Shangula, however, said the framework is premised on the misclassification of Namibia as an upper middle-income nation.
This comes after the African Development Bank in its 2024 Country Focus Report stated Namibia’s upper middle-income country classification keeps it from receiving external financing. Shangula said the healthcare industry has inadequate available human resources.
“Human resources are critical for the operations of the ministry. Inadequate provision of the required number and fit-for-purpose human resources has resulted in patients and clients not receiving services timely and the burnout of health service providers,” he said.
Shangula said they have taken deliberate steps to train and deploy healthcare providers.
Kalumbi Shangula
“This month alone, the ministry has recruited 40 doctors for Oshakati Intermediate Hospital alone,” he said.
He said all hospitals will get additional doctors, nurses, pharmacists and staff for other job categories to improve service delivery.
“As the population increases and the disease profile changes, more health workers continue to be required.” Shangula acknowledged that the framework indicated significant poverty reduction and increased access to essential services.
“The document affirms great progress in HIV prevention and management.

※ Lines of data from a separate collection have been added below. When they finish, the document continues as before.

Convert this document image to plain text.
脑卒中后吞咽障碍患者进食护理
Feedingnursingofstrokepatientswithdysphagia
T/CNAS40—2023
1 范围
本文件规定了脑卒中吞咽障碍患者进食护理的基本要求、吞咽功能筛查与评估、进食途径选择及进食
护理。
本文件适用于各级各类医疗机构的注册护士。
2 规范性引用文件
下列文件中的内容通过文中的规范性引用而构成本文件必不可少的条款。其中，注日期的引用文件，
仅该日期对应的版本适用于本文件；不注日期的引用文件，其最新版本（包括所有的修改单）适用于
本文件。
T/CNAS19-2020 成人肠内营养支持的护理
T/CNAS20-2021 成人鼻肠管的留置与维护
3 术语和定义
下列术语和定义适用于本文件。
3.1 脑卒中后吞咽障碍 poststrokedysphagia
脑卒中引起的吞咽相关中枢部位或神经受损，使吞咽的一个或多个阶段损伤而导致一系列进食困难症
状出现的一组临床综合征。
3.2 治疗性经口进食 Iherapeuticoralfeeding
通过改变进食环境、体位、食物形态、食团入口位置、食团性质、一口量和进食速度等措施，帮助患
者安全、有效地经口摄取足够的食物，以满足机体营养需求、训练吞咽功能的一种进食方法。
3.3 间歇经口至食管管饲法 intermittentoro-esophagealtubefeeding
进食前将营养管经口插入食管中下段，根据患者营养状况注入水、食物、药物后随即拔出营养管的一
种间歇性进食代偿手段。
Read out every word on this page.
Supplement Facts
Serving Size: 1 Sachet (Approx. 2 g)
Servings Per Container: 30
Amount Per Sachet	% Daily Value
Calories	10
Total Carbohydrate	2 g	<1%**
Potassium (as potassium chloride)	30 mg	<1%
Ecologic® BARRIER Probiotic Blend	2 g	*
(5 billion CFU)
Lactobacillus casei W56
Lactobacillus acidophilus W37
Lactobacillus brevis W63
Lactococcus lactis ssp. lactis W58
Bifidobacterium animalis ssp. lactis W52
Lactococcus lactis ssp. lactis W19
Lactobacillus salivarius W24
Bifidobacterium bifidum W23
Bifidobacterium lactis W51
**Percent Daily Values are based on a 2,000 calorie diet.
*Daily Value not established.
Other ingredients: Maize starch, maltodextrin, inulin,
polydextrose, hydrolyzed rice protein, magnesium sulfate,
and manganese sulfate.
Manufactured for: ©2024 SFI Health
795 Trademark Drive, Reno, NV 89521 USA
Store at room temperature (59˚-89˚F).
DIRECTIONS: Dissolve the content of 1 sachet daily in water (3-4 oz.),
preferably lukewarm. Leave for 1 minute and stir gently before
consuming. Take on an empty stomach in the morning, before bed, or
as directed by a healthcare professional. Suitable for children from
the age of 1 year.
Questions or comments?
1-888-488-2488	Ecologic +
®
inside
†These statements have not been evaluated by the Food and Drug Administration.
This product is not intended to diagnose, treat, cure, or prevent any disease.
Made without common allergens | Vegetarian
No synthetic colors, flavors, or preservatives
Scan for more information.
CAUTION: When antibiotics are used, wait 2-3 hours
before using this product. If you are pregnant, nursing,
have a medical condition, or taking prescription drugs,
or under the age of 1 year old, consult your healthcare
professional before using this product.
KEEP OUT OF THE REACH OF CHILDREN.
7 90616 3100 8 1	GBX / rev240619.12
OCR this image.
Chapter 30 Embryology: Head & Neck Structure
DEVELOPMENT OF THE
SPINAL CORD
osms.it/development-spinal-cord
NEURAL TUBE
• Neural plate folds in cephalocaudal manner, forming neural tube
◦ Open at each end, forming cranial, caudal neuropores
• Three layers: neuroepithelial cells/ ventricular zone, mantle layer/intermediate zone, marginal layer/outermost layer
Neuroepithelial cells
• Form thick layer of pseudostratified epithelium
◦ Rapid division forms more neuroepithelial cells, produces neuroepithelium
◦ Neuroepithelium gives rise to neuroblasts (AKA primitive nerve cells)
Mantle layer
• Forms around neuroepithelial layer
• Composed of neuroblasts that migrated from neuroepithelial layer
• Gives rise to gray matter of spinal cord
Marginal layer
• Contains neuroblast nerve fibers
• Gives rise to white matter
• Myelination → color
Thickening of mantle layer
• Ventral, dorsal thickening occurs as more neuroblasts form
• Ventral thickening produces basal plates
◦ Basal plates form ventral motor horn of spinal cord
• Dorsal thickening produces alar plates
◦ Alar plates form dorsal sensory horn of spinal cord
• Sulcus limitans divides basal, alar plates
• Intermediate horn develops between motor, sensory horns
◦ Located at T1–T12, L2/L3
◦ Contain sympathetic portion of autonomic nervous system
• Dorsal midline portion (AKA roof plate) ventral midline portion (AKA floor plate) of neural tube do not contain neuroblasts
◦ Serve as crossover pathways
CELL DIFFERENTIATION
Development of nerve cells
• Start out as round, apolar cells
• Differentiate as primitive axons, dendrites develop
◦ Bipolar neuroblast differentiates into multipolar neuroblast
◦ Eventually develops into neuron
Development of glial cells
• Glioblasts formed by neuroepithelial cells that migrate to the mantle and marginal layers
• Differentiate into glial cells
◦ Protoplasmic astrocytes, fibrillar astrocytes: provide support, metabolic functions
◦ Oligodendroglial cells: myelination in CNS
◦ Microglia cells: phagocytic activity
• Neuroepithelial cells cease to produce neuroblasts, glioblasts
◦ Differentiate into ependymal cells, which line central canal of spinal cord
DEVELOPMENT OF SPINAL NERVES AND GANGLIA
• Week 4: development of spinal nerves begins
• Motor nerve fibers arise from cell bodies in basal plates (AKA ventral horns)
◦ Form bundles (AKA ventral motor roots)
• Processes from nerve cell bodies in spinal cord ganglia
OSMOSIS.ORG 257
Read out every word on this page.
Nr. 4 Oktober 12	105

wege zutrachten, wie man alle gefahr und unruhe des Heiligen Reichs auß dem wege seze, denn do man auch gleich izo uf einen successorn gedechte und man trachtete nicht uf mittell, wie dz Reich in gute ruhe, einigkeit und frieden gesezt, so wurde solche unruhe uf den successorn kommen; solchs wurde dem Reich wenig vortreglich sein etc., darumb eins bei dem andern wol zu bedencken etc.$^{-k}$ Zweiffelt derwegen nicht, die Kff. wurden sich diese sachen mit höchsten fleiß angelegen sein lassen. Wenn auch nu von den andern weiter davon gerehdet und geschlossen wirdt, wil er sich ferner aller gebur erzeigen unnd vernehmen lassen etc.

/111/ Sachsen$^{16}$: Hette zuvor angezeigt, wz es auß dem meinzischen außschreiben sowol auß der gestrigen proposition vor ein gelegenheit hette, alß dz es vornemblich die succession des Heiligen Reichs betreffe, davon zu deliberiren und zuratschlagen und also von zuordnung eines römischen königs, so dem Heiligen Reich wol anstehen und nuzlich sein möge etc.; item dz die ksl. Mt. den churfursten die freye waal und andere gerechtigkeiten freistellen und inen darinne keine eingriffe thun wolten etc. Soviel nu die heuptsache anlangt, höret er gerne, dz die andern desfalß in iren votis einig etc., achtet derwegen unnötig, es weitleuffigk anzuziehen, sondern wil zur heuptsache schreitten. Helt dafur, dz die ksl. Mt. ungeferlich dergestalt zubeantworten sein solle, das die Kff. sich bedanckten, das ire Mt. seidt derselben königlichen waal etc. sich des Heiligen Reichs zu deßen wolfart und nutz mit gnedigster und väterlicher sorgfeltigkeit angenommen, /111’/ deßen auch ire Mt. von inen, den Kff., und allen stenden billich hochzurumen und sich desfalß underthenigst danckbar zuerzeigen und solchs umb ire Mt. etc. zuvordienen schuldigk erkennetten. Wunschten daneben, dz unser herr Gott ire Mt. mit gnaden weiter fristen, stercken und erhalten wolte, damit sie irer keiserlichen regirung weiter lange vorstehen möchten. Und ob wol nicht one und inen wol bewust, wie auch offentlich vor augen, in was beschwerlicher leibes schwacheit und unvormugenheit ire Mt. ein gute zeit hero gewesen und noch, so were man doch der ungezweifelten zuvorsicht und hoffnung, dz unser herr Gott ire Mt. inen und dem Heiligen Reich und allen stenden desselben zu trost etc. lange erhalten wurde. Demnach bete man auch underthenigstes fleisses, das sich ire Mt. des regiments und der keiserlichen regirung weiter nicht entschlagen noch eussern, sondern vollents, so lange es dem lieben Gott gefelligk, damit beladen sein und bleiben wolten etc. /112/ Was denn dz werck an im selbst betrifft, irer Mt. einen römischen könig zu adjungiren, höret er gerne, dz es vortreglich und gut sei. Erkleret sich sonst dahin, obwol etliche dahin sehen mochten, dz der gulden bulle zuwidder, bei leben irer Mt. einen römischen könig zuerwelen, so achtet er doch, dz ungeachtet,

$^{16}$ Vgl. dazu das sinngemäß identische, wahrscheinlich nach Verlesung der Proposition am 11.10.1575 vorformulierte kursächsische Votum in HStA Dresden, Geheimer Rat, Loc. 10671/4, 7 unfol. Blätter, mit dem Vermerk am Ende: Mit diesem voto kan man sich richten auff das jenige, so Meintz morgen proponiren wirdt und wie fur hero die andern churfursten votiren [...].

It pointed to a significant decline in under-five mortality of 11.5%, though neonatal mortality remains unchanged,” he said.
Private Schools Association head Colette Riekert last week said she agrees with the report on slow progression through basic education, a lack of regular learning assessments, the low use of technology and insufficient infrastructure.
[“The most important thing is this automatic progression that doesn’t work for me, where a pupil does not have the necessary skills he should have mastered in a particular grade and then he’s automatically transferred to the following grade, which he does not deserve,” she said. [Riekert said this can be addressed in grades 1 to 3.
“When the pupils are just starting their learning process, you address it for life, because then they can read better,” she said.
“I’ve seen pupils up to grades 8 and 9 who can’t really read and write, but then they’re going through the system and they’re just going out of the system again,” she said.
Riekert recommended the continued assessment and professional development of teachers.
“Very often the problem is not the fact that there’s no teacher, but the teacher is not in class because they are absent. Very often it’s not even recorded,” she said.